Steve James’ dense, meticulously-focused documentary, The Interrupters, about urban violence in Chicago and those who’ve chosen to prevent it is an epic chronicle of American gang warfare determined to show the good in every devil and the latent evil in every angel.

Running at almost 3 hours, James refuses to commercialize his subject. The subject is Ceasefire, a Chicago-based group of ex-gangbangers and gang leaders who now work as violence interrupters, walking the streets of Chicago in an attempt to convince gang members to give up the criminal lifestyle and instead make less money and wield less power on the streets.

Tio Hardiman, the director of Ceasefire, is completely aware of the difficulty of such a proposition, as are most of the interrupters. It’s this uncommon amount of honesty that allows James to get up close and personal into a world most are just as easy forgetting about. There’s Lil Mikey Davis, an interrupter who went to prison for robbing a bank at gunpoint years earlier as a teenager. James follows Davis back to the bank to apologize to the employees who were there on that day. It’s a harrowing moment, so real it feels almost fake.

Then there’s Caprysha Anderson, a young, angry girl with an absentee, drug-addicted mother. Her only real hope is Ameena Matthews (shown above, in the middle), the daughter of legendary gang leader Jeff Fort, who roams the city streets preaching peace to those willing, and unwilling, to listen. She emerges as the true hero of the film, blindly convinced she can convince these young gang members there is another way.

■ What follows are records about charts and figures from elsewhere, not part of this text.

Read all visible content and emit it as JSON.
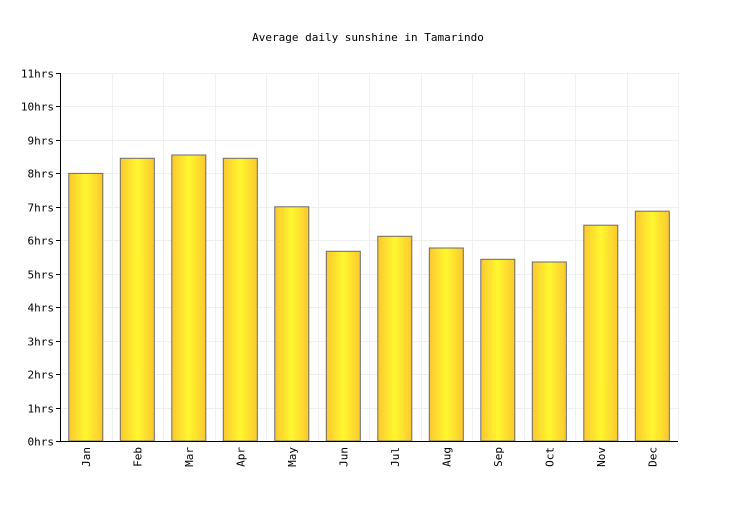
{
  "chart_data": {
    "type": "bar",
    "title": "Average daily sunshine in Tamarindo",
    "xlabel": "",
    "ylabel": "",
    "categories": [
      "Jan",
      "Feb",
      "Mar",
      "Apr",
      "May",
      "Jun",
      "Jul",
      "Aug",
      "Sep",
      "Oct",
      "Nov",
      "Dec"
    ],
    "values": [
      8.0,
      8.45,
      8.55,
      8.45,
      7.0,
      5.67,
      6.12,
      5.77,
      5.43,
      5.35,
      6.45,
      6.87
    ],
    "ylim": [
      0,
      11
    ],
    "yticks": [
      "0hrs",
      "1hrs",
      "2hrs",
      "3hrs",
      "4hrs",
      "5hrs",
      "6hrs",
      "7hrs",
      "8hrs",
      "9hrs",
      "10hrs",
      "11hrs"
    ],
    "grid": true,
    "legend": "none",
    "colors": {
      "bar_light": "#fff72f",
      "bar_dark": "#fbc82f",
      "bar_stroke": "#6b6b6b",
      "grid": "#efefef",
      "axis": "#000000"
    }
  }
}
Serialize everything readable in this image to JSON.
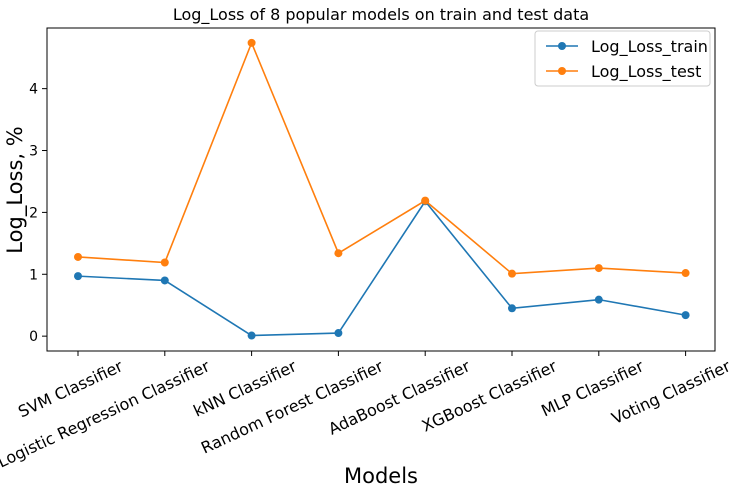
{
  "chart_data": {
    "type": "line",
    "title": "Log_Loss of 8 popular models on train and test data",
    "xlabel": "Models",
    "ylabel": "Log_Loss, %",
    "categories": [
      "SVM Classifier",
      "Logistic Regression Classifier",
      "kNN Classifier",
      "Random Forest Classifier",
      "AdaBoost Classifier",
      "XGBoost Classifier",
      "MLP Classifier",
      "Voting Classifier"
    ],
    "series": [
      {
        "name": "Log_Loss_train",
        "color": "#1f77b4",
        "values": [
          0.97,
          0.9,
          0.01,
          0.05,
          2.18,
          0.45,
          0.59,
          0.34
        ]
      },
      {
        "name": "Log_Loss_test",
        "color": "#ff7f0e",
        "values": [
          1.28,
          1.19,
          4.74,
          1.34,
          2.19,
          1.01,
          1.1,
          1.02
        ]
      }
    ],
    "yticks": [
      0,
      1,
      2,
      3,
      4
    ],
    "ylim": [
      -0.24,
      4.98
    ],
    "grid": false,
    "legend_position": "top-right"
  }
}
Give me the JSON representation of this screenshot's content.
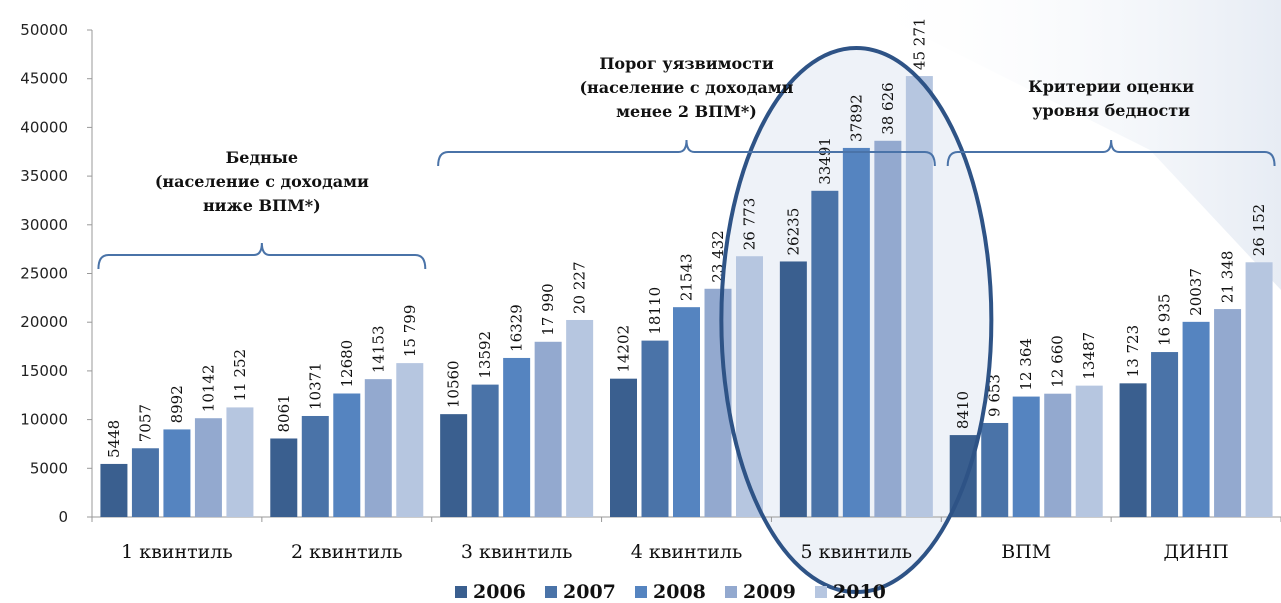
{
  "chart_data": {
    "type": "bar",
    "title": "",
    "xlabel": "",
    "ylabel": "",
    "ylim": [
      0,
      50000
    ],
    "yticks": [
      "0",
      "5000",
      "10000",
      "15000",
      "20000",
      "25000",
      "30000",
      "35000",
      "40000",
      "45000",
      "50000"
    ],
    "categories": [
      "1 квинтиль",
      "2 квинтиль",
      "3 квинтиль",
      "4 квинтиль",
      "5 квинтиль",
      "ВПМ",
      "ДИНП"
    ],
    "series": [
      {
        "name": "2006",
        "color": "#3a5f8f",
        "values": [
          5448,
          8061,
          10560,
          14202,
          26235,
          8410,
          13723
        ],
        "labels": [
          "5448",
          "8061",
          "10560",
          "14202",
          "26235",
          "8410",
          "13 723"
        ]
      },
      {
        "name": "2007",
        "color": "#4a73a8",
        "values": [
          7057,
          10371,
          13592,
          18110,
          33491,
          9653,
          16935
        ],
        "labels": [
          "7057",
          "10371",
          "13592",
          "18110",
          "33491",
          "9 653",
          "16 935"
        ]
      },
      {
        "name": "2008",
        "color": "#5584c0",
        "values": [
          8992,
          12680,
          16329,
          21543,
          37892,
          12364,
          20037
        ],
        "labels": [
          "8992",
          "12680",
          "16329",
          "21543",
          "37892",
          "12 364",
          "20037"
        ]
      },
      {
        "name": "2009",
        "color": "#93a9cf",
        "values": [
          10142,
          14153,
          17990,
          23432,
          38626,
          12660,
          21348
        ],
        "labels": [
          "10142",
          "14153",
          "17 990",
          "23 432",
          "38 626",
          "12 660",
          "21 348"
        ]
      },
      {
        "name": "2010",
        "color": "#b6c6e0",
        "values": [
          11252,
          15799,
          20227,
          26773,
          45271,
          13487,
          26152
        ],
        "labels": [
          "11 252",
          "15 799",
          "20 227",
          "26 773",
          "45 271",
          "13487",
          "26 152"
        ]
      }
    ],
    "grid": false,
    "legend": "bottom",
    "annotations": [
      {
        "lines": [
          "Бедные",
          "(население с доходами",
          "ниже ВПМ*)"
        ],
        "span": [
          0,
          1
        ]
      },
      {
        "lines": [
          "Порог уязвимости",
          "(население с доходами",
          "менее 2 ВПМ*)"
        ],
        "span": [
          2,
          4
        ]
      },
      {
        "lines": [
          "Критерии оценки",
          "уровня бедности"
        ],
        "span": [
          5,
          6
        ]
      }
    ],
    "highlight_category": 4
  }
}
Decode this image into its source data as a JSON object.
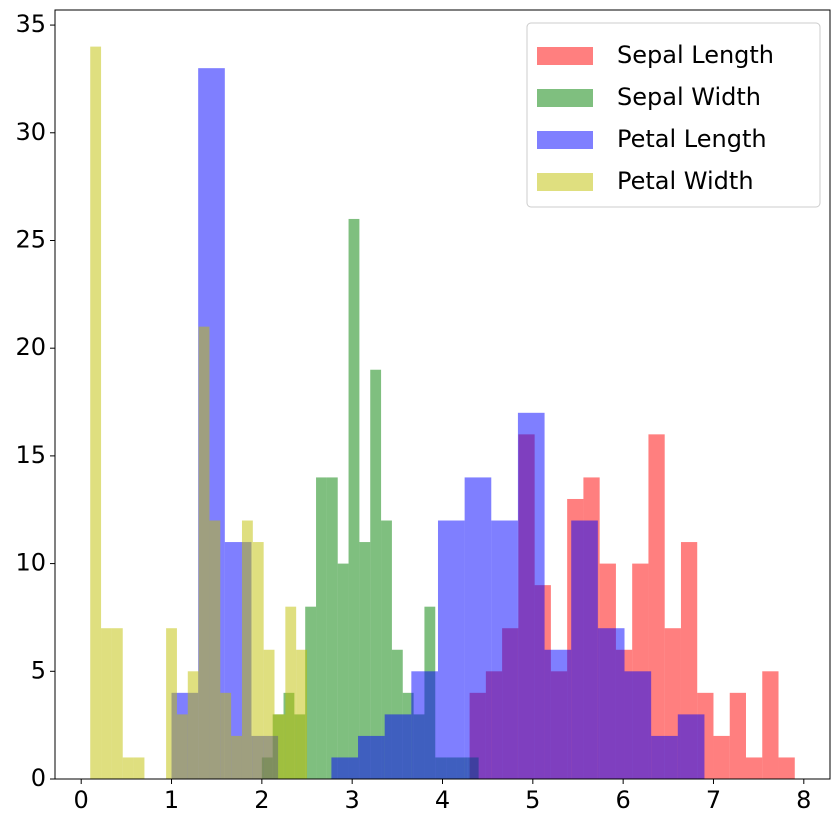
{
  "chart_data": {
    "type": "histogram",
    "series": [
      {
        "name": "Sepal Length",
        "color": "#ff0000",
        "bins": [
          4.3,
          4.48,
          4.66,
          4.84,
          5.02,
          5.2,
          5.38,
          5.56,
          5.74,
          5.92,
          6.1,
          6.28,
          6.46,
          6.64,
          6.82,
          7.0,
          7.18,
          7.36,
          7.54,
          7.72,
          7.9
        ],
        "values": [
          4,
          5,
          7,
          16,
          9,
          5,
          13,
          14,
          10,
          6,
          10,
          16,
          7,
          11,
          4,
          2,
          4,
          1,
          5,
          1
        ]
      },
      {
        "name": "Sepal Width",
        "color": "#008000",
        "bins": [
          2.0,
          2.12,
          2.24,
          2.36,
          2.48,
          2.6,
          2.72,
          2.84,
          2.96,
          3.08,
          3.2,
          3.32,
          3.44,
          3.56,
          3.68,
          3.8,
          3.92,
          4.04,
          4.16,
          4.28,
          4.4
        ],
        "values": [
          1,
          3,
          4,
          3,
          8,
          14,
          14,
          10,
          26,
          11,
          19,
          12,
          6,
          4,
          3,
          8,
          1,
          1,
          1,
          1
        ]
      },
      {
        "name": "Petal Length",
        "color": "#0000ff",
        "bins": [
          1.0,
          1.295,
          1.59,
          1.885,
          2.18,
          2.475,
          2.77,
          3.065,
          3.36,
          3.655,
          3.95,
          4.245,
          4.54,
          4.835,
          5.13,
          5.425,
          5.72,
          6.015,
          6.31,
          6.605,
          6.9
        ],
        "values": [
          4,
          33,
          11,
          2,
          0,
          0,
          1,
          2,
          3,
          5,
          12,
          14,
          12,
          17,
          6,
          12,
          7,
          5,
          2,
          3
        ]
      },
      {
        "name": "Petal Width",
        "color": "#bfbf00",
        "bins": [
          0.1,
          0.22,
          0.34,
          0.46,
          0.58,
          0.7,
          0.82,
          0.94,
          1.06,
          1.18,
          1.3,
          1.42,
          1.54,
          1.66,
          1.78,
          1.9,
          2.02,
          2.14,
          2.26,
          2.38,
          2.5
        ],
        "values": [
          34,
          7,
          7,
          1,
          1,
          0,
          0,
          7,
          3,
          5,
          21,
          12,
          4,
          2,
          12,
          11,
          6,
          3,
          8,
          6
        ]
      }
    ],
    "alpha": 0.5,
    "xlim": [
      -0.29,
      8.29
    ],
    "ylim": [
      0,
      35.7
    ],
    "xticks": [
      0,
      1,
      2,
      3,
      4,
      5,
      6,
      7,
      8
    ],
    "yticks": [
      0,
      5,
      10,
      15,
      20,
      25,
      30,
      35
    ],
    "legend": "upper right"
  }
}
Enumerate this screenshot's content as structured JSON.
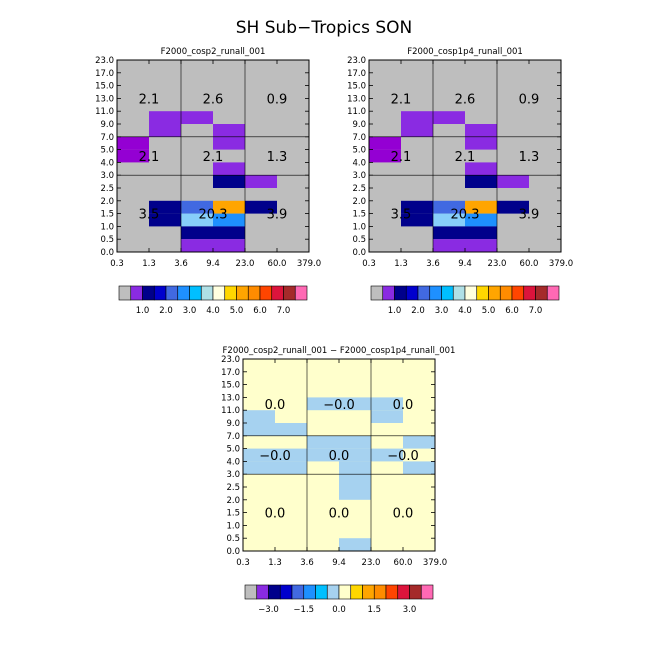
{
  "figure": {
    "title": "SH Sub−Tropics SON"
  },
  "chart_data": [
    {
      "type": "heatmap",
      "title": "F2000_cosp2_runall_001",
      "x_tick_labels": [
        "0.3",
        "1.3",
        "3.6",
        "9.4",
        "23.0",
        "60.0",
        "379.0"
      ],
      "y_tick_labels": [
        "0.0",
        "0.5",
        "1.0",
        "1.5",
        "2.0",
        "2.5",
        "3.0",
        "4.0",
        "5.0",
        "7.0",
        "9.0",
        "11.0",
        "13.0",
        "15.0",
        "17.0",
        "23.0"
      ],
      "background_color": "#bebebe",
      "grid_lines": {
        "x_bins": [
          2,
          4
        ],
        "y_bins": [
          6,
          9
        ]
      },
      "cells": [
        {
          "x": 0,
          "y": 8,
          "color": "#9400d3"
        },
        {
          "x": 0,
          "y": 7,
          "color": "#9400d3"
        },
        {
          "x": 1,
          "y": 10,
          "color": "#8a2be2"
        },
        {
          "x": 1,
          "y": 9,
          "color": "#8a2be2"
        },
        {
          "x": 2,
          "y": 10,
          "color": "#8a2be2"
        },
        {
          "x": 3,
          "y": 9,
          "color": "#8a2be2"
        },
        {
          "x": 3,
          "y": 8,
          "color": "#8a2be2"
        },
        {
          "x": 3,
          "y": 6,
          "color": "#8a2be2"
        },
        {
          "x": 3,
          "y": 5,
          "color": "#00008b"
        },
        {
          "x": 4,
          "y": 5,
          "color": "#8a2be2"
        },
        {
          "x": 1,
          "y": 3,
          "color": "#00008b"
        },
        {
          "x": 1,
          "y": 2,
          "color": "#00008b"
        },
        {
          "x": 2,
          "y": 3,
          "color": "#4169e1"
        },
        {
          "x": 2,
          "y": 2,
          "color": "#87cefa"
        },
        {
          "x": 2,
          "y": 1,
          "color": "#00008b"
        },
        {
          "x": 2,
          "y": 0,
          "color": "#8a2be2"
        },
        {
          "x": 3,
          "y": 3,
          "color": "#ffa500"
        },
        {
          "x": 3,
          "y": 2,
          "color": "#1e90ff"
        },
        {
          "x": 3,
          "y": 1,
          "color": "#00008b"
        },
        {
          "x": 3,
          "y": 0,
          "color": "#8a2be2"
        },
        {
          "x": 4,
          "y": 3,
          "color": "#00008b"
        }
      ],
      "annotations": [
        {
          "text": "2.1",
          "x": 1,
          "y": 12
        },
        {
          "text": "2.6",
          "x": 3,
          "y": 12
        },
        {
          "text": "0.9",
          "x": 5,
          "y": 12
        },
        {
          "text": "2.1",
          "x": 1,
          "y": 7.5
        },
        {
          "text": "2.1",
          "x": 3,
          "y": 7.5
        },
        {
          "text": "1.3",
          "x": 5,
          "y": 7.5
        },
        {
          "text": "3.5",
          "x": 1,
          "y": 3
        },
        {
          "text": "20.3",
          "x": 3,
          "y": 3
        },
        {
          "text": "3.9",
          "x": 5,
          "y": 3
        }
      ],
      "colorbar": {
        "colors": [
          "#bebebe",
          "#8a2be2",
          "#00008b",
          "#0000cd",
          "#4169e1",
          "#1e90ff",
          "#00bfff",
          "#b0e0e6",
          "#ffffe0",
          "#ffd700",
          "#ffa500",
          "#ff8c00",
          "#ff4500",
          "#dc143c",
          "#a52a2a",
          "#ff69b4"
        ],
        "labels": [
          "1.0",
          "2.0",
          "3.0",
          "4.0",
          "5.0",
          "6.0",
          "7.0"
        ]
      }
    },
    {
      "type": "heatmap",
      "title": "F2000_cosp1p4_runall_001",
      "x_tick_labels": [
        "0.3",
        "1.3",
        "3.6",
        "9.4",
        "23.0",
        "60.0",
        "379.0"
      ],
      "y_tick_labels": [
        "0.0",
        "0.5",
        "1.0",
        "1.5",
        "2.0",
        "2.5",
        "3.0",
        "4.0",
        "5.0",
        "7.0",
        "9.0",
        "11.0",
        "13.0",
        "15.0",
        "17.0",
        "23.0"
      ],
      "background_color": "#bebebe",
      "grid_lines": {
        "x_bins": [
          2,
          4
        ],
        "y_bins": [
          6,
          9
        ]
      },
      "cells": [
        {
          "x": 0,
          "y": 8,
          "color": "#9400d3"
        },
        {
          "x": 0,
          "y": 7,
          "color": "#9400d3"
        },
        {
          "x": 1,
          "y": 10,
          "color": "#8a2be2"
        },
        {
          "x": 1,
          "y": 9,
          "color": "#8a2be2"
        },
        {
          "x": 2,
          "y": 10,
          "color": "#8a2be2"
        },
        {
          "x": 3,
          "y": 9,
          "color": "#8a2be2"
        },
        {
          "x": 3,
          "y": 8,
          "color": "#8a2be2"
        },
        {
          "x": 3,
          "y": 6,
          "color": "#8a2be2"
        },
        {
          "x": 3,
          "y": 5,
          "color": "#00008b"
        },
        {
          "x": 4,
          "y": 5,
          "color": "#8a2be2"
        },
        {
          "x": 1,
          "y": 3,
          "color": "#00008b"
        },
        {
          "x": 1,
          "y": 2,
          "color": "#00008b"
        },
        {
          "x": 2,
          "y": 3,
          "color": "#4169e1"
        },
        {
          "x": 2,
          "y": 2,
          "color": "#87cefa"
        },
        {
          "x": 2,
          "y": 1,
          "color": "#00008b"
        },
        {
          "x": 2,
          "y": 0,
          "color": "#8a2be2"
        },
        {
          "x": 3,
          "y": 3,
          "color": "#ffa500"
        },
        {
          "x": 3,
          "y": 2,
          "color": "#1e90ff"
        },
        {
          "x": 3,
          "y": 1,
          "color": "#00008b"
        },
        {
          "x": 3,
          "y": 0,
          "color": "#8a2be2"
        },
        {
          "x": 4,
          "y": 3,
          "color": "#00008b"
        }
      ],
      "annotations": [
        {
          "text": "2.1",
          "x": 1,
          "y": 12
        },
        {
          "text": "2.6",
          "x": 3,
          "y": 12
        },
        {
          "text": "0.9",
          "x": 5,
          "y": 12
        },
        {
          "text": "2.1",
          "x": 1,
          "y": 7.5
        },
        {
          "text": "2.1",
          "x": 3,
          "y": 7.5
        },
        {
          "text": "1.3",
          "x": 5,
          "y": 7.5
        },
        {
          "text": "3.5",
          "x": 1,
          "y": 3
        },
        {
          "text": "20.3",
          "x": 3,
          "y": 3
        },
        {
          "text": "3.9",
          "x": 5,
          "y": 3
        }
      ],
      "colorbar": {
        "colors": [
          "#bebebe",
          "#8a2be2",
          "#00008b",
          "#0000cd",
          "#4169e1",
          "#1e90ff",
          "#00bfff",
          "#b0e0e6",
          "#ffffe0",
          "#ffd700",
          "#ffa500",
          "#ff8c00",
          "#ff4500",
          "#dc143c",
          "#a52a2a",
          "#ff69b4"
        ],
        "labels": [
          "1.0",
          "2.0",
          "3.0",
          "4.0",
          "5.0",
          "6.0",
          "7.0"
        ]
      }
    },
    {
      "type": "heatmap",
      "title": "F2000_cosp2_runall_001 − F2000_cosp1p4_runall_001",
      "x_tick_labels": [
        "0.3",
        "1.3",
        "3.6",
        "9.4",
        "23.0",
        "60.0",
        "379.0"
      ],
      "y_tick_labels": [
        "0.0",
        "0.5",
        "1.0",
        "1.5",
        "2.0",
        "2.5",
        "3.0",
        "4.0",
        "5.0",
        "7.0",
        "9.0",
        "11.0",
        "13.0",
        "15.0",
        "17.0",
        "23.0"
      ],
      "background_color": "#ffffcc",
      "grid_lines": {
        "x_bins": [
          2,
          4
        ],
        "y_bins": [
          6,
          9
        ]
      },
      "cells": [
        {
          "x": 0,
          "y": 10,
          "color": "#a6d2f0"
        },
        {
          "x": 0,
          "y": 9,
          "color": "#a6d2f0"
        },
        {
          "x": 0,
          "y": 7,
          "color": "#a6d2f0"
        },
        {
          "x": 0,
          "y": 6,
          "color": "#a6d2f0"
        },
        {
          "x": 1,
          "y": 9,
          "color": "#a6d2f0"
        },
        {
          "x": 1,
          "y": 7,
          "color": "#a6d2f0"
        },
        {
          "x": 1,
          "y": 6,
          "color": "#a6d2f0"
        },
        {
          "x": 2,
          "y": 11,
          "color": "#a6d2f0"
        },
        {
          "x": 2,
          "y": 8,
          "color": "#a6d2f0"
        },
        {
          "x": 2,
          "y": 7,
          "color": "#a6d2f0"
        },
        {
          "x": 3,
          "y": 11,
          "color": "#a6d2f0"
        },
        {
          "x": 3,
          "y": 8,
          "color": "#a6d2f0"
        },
        {
          "x": 3,
          "y": 7,
          "color": "#a6d2f0"
        },
        {
          "x": 3,
          "y": 6,
          "color": "#a6d2f0"
        },
        {
          "x": 3,
          "y": 5,
          "color": "#a6d2f0"
        },
        {
          "x": 3,
          "y": 4,
          "color": "#a6d2f0"
        },
        {
          "x": 3,
          "y": 0,
          "color": "#a6d2f0"
        },
        {
          "x": 4,
          "y": 11,
          "color": "#a6d2f0"
        },
        {
          "x": 4,
          "y": 10,
          "color": "#a6d2f0"
        },
        {
          "x": 4,
          "y": 7,
          "color": "#a6d2f0"
        },
        {
          "x": 5,
          "y": 8,
          "color": "#a6d2f0"
        },
        {
          "x": 5,
          "y": 6,
          "color": "#a6d2f0"
        }
      ],
      "annotations": [
        {
          "text": "0.0",
          "x": 1,
          "y": 11.5
        },
        {
          "text": "−0.0",
          "x": 3,
          "y": 11.5
        },
        {
          "text": "0.0",
          "x": 5,
          "y": 11.5
        },
        {
          "text": "−0.0",
          "x": 1,
          "y": 7.5
        },
        {
          "text": "0.0",
          "x": 3,
          "y": 7.5
        },
        {
          "text": "−0.0",
          "x": 5,
          "y": 7.5
        },
        {
          "text": "0.0",
          "x": 1,
          "y": 3
        },
        {
          "text": "0.0",
          "x": 3,
          "y": 3
        },
        {
          "text": "0.0",
          "x": 5,
          "y": 3
        }
      ],
      "colorbar": {
        "colors": [
          "#bebebe",
          "#8a2be2",
          "#00008b",
          "#0000cd",
          "#4169e1",
          "#1e90ff",
          "#00bfff",
          "#a6d2f0",
          "#ffffcc",
          "#ffd700",
          "#ffa500",
          "#ff8c00",
          "#ff4500",
          "#dc143c",
          "#a52a2a",
          "#ff69b4"
        ],
        "labels": [
          "−3.0",
          "−1.5",
          "0.0",
          "1.5",
          "3.0"
        ]
      }
    }
  ]
}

Not unlike the HBO crime saga The Wire, James’ doc starts simply enough, presenting the conflict and jumping into what seems to be the solution. Then everything becomes more and more difficult. Things get entangled, answers aren’t so easy. We see that these interrupters aren’t all convinced they’ve made the right decision. It’s a dangerous job for not much money. A young interrupter earns a gunshot wound halfway through the film, and Hardiman can barely look at the young man without crying. Interrupters like Cobe Williams live with the sins of the past, making small change after small change in the name of the future.

But nothing’s easy, and James wants everyone to know as much. A particular scene in which Cobe gets two sons, members of opposing gangs, to meet with their mother after she’d ran from home months earlier, officially giving up on her boys, ends with a whimper than a bang. The victory winds up being the meeting itself more than any kind of resolution or dynamic change.

This isn’t Hoop Dreams. There’s no clear goal, no clear ending. Watching three hours of maybe is no easy task. There are no flash stat charts, no montages. It’s the camera, the criminals and the ex-criminals. We never see outside of this world. We’re in it, good and bad. James wants us to see the depths of the street game, even if he’s not sure how deep it takes to get to the bottom.